En su gran mayoría son composiciones de gran atrevimiento en el tratamiento de los temas como “Ángeles nuevos” o “Anunciación sin ángel”. En esta última una figura de mujer arrodillada es colocada intencionalmente muy a la derecha del cuadro para que el espectador conciba con su imaginación el tipo de ángel que emergerá en la gran zona vacía de la izquierda.

Imagen: La Jiribilla

Una amalgama de imágenes oníricas de profunda introspección donde la soledad del hombre invade el mundo del artista son otras señales que nos llegan con algunos de estos dibujos. En el “Tren de frío”, por ejemplo, sobresale la inmovilidad de las cumbres y lo recortado de las figuras colinda con el universo mineral. La premonición asoma también con la imagen de “El guardián” que nos muestra una figura femenina con fusil al hombro. La presencia de elementos reconocibles como el vitral de medio punto resulta curiosa en este y otros casos, lo cual le permite anclar la escena a un ambiente o un contexto determinado. De esa manera resultan también identificables la Iglesia del Carmen de su cercana Santa Clara o las palmas de nuestro país que más allá del título rodean la indescifrable “Tragedia cubana”.

En este sentido la enigmática pieza “El músico va a cantar” resulta tal vez una especie de autorretrato del artista. La lucha del hombre frente a la incomprensión se devela en ese desnudo masculino que se apoya con su guitarra pensativo sobre uno de los tantos cubos desplegados sobre la escena e irrumpe en un paisaje completamente vacío y desolado. Este peculiar mundo fraguado por la imaginación de González Puig reunió así resortes, tijeras sonoras, compases de piedra, ciudades que sueñan, olas que se agitan sobre continuados ritmos azules; así como calles o vías que funden elementos arquitectónicos diversos y distantes.

Con posterioridad la obra de González Puig continuó su andar por un camino que se diversificó pero que estuvo siempre marcado por un agudo sentido de la experimentación. Si hay algo de lo cual Puig nunca adoleció fue precisamente de su extraordinaria capacidad para fabular y crear mundos tan irreales como divinamente fantaseados. Hacia los años 60 evolucionó a lo que se considera el eje principal de su creación: las series de islas y ciudades, en las cuales, y tras un interesante proceso de reconsideración de la geografía insular, sus paisajes, alejados de todo localismo, adquirieron plena universalidad. Con el tiempo sus islas se volvieron bravas o espíneas y se fueron llenando de soles, gentes, signos y abundante vegetación.

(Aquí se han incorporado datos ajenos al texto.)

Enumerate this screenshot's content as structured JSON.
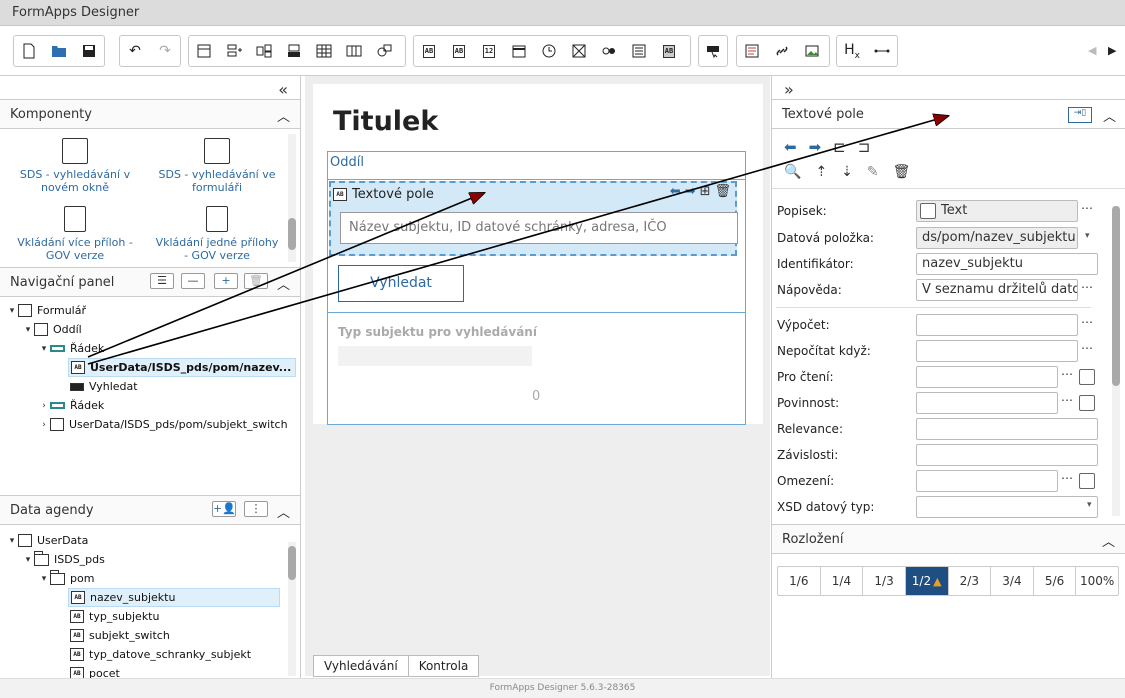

González Puig construyó así su propio canto de insularidad, persuadido de que el hombre debe mirar en todo momento hacia adentro ya su alrededor.

Hoy al cumplir los cien años de vida tan importante creador, otra pregunta se impone: ¿Cuál sería el mejor homenaje para un artista que merece y espera un verdadero reconocimiento?

La etapa investigativa previa a la realización de esta exposición nos permitió analizar con mesurado criterio todas las etapas creativas por las cuales transitó. Un justo balance entre ellas nos proporcionó distinguir —a pesar de la comentada escasa divulgación de su obra— cuál ha sido precisamente la franja menos conocida o difundida dentro de su vasta producción artística. Contrariamente a lo que quizá muchos esperan cuando se habla de homenajear a un artista en su centenario, no pensamos en repetir una exposición de corte retrospectivo ni tampoco antológico. Al circunscribir la presente selección a aquellas obras iniciales de los años 30, pretendemos reposicionar y reafirmar la importancia de González Puig dentro de la historiografía de la plástica cubana y particularmente dentro de su movimiento de arte moderno o de vanguardia.

Imagen: La Jiribilla

Festejemos, entonces, todos juntos los primeros cien años de vida de Ernesto González Puig, figura imprescindible de nuestra plástica nacional, convencidos de que este será el punto de partida para un nuevo viaje. Es también la inquietud, el perpetuo movimiento de quien supo que lo definitivo es gas paralizante para la creación, del artista que vio la operación creativa como un auténtico encuentro de la razón con la emoción [1].
 

Palabras inaugurales de la exposición Ernesto González Puig. Sobran los motivos. Homenaje a su Primer Centenario, realizada en la Galería La Acacia el 24 de mayo de 2013.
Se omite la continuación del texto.